A good comparison is the Honda CRF250 and CRF450. The CRF450 is heavier and faster, with more weight bearing down on the steering axis and front tire. It is powerful, heavy and blessed with greater mass in motion. It must be ridden with more subtlety than a smaller or less powerful bike. The lighter CRF250 doesn’t need to be toned down like its big brother. It weighs less, has less power and less mass in motion. It can get thrown around without biting back. Thus, the CRF250 has a steeper head angle, shorter wheelbase and a half-inch more trail. The combination of a steep head angle and more trail balances the quick steering with more self-straightening action.
The geometry equation used on small displacement bikes prefers quicker turning and greater caster effect to keep the lighter bike and rider more stable. Big powerful bikes, by their very nature, have slacker head angles to avoid oversteer.
WHAT ABOUT WORKS BIKES?
A famous factory rider might be required by the rules to use the same frame that you do, but he can adjust his rake by using eccentric steering bearings, his head angle with longer or shorter shocks, and his offset with different triple clamps. Because factory suspension settings are so stiff, factory riders like to run steeper head angles so the front settles more into corners.
WHAT CAN I DO TO ADJUST THE GEOMETRY ON MY BIKE?
Lots of things:
(1) The weight bias and head angle can be influenced through preload adjustment, suspension settings, bar position and by sliding the forks up and down in the triple clamps. If you make the bike taller in the back and set the controls so the rider weights the front, the bike will turn quicker and be less stable. If it’s taller in the front with a more rearward weight bias, the bike will turn slower and be more stable.
(2)Removing or adding a link in the chain makes it possible to lengthen or shorten the wheelbase. Short wheelbases turn sharper, hook up better out of the corners and feel more nervous. Longer wheelbases are more stable.
(3) Aftermarket triple clamps are available in a wide variety of offsets. Depending on the fork offset, aftermarket clamps can speed up or slow down handling. More offset results in quicker steering. Less offset makes the steering heavier but more controlled.
(4)The center of gravity moves every time the rider moves. Rear set footpegs can take the load off the front of a bike, slow the steering input and change the weight bias rearward.

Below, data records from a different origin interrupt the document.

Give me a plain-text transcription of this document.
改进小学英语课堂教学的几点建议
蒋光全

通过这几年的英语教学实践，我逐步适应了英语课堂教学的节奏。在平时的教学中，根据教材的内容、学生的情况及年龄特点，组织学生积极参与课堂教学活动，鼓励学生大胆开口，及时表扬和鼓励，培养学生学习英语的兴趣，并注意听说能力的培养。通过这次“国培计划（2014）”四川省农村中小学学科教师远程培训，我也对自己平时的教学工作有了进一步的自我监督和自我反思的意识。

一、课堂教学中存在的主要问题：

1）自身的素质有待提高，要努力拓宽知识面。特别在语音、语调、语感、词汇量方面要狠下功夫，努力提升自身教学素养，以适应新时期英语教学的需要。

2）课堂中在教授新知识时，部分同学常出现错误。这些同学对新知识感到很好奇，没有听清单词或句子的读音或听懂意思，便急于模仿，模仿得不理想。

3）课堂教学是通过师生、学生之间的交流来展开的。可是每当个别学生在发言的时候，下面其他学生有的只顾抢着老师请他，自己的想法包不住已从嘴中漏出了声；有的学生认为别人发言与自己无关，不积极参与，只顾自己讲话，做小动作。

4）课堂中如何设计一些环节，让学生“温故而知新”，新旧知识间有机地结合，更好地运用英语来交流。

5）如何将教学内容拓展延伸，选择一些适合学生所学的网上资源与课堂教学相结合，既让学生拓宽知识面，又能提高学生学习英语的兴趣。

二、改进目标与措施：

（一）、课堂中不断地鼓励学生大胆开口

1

(5) Aftermarket shock linkage can lower the rear of the bike to kick the head angle out. The rider can then raise or lower the forks to choose the head angle that he wants?while also lowering the center of gravity.
SHOULD YOU CHANGE YOUR BIKE’S GEOMETRY?
Yes. MXA test riders do it all the time. It was MXA who pioneered offset changes on late-model KTM and Honda CRF frames (changes that the factory incorporated over time). It was MXA that cut the 1979 Honda CR125 in half to change the head angle so that the oddball 23-inch front wheel could be dumped. It was MXA that railed against rearward bar mounts. You can follow MXA‘s lead with small steps. For example, if you have a problem with head shake, try sliding your fork legs down in the clamps to slacken the head angle. You are only a victim of your bike’s handling characteristics if you don’t understand them.
That said, a lot of testing and engineering went into the frame geometry of the modern motocross bike. Small changes will make a big difference in the way your bike handles. But, if you start messing with every aspect of your frame’s geometry, come race day, you might get lapped by the ghost of Gottlieb Daimler.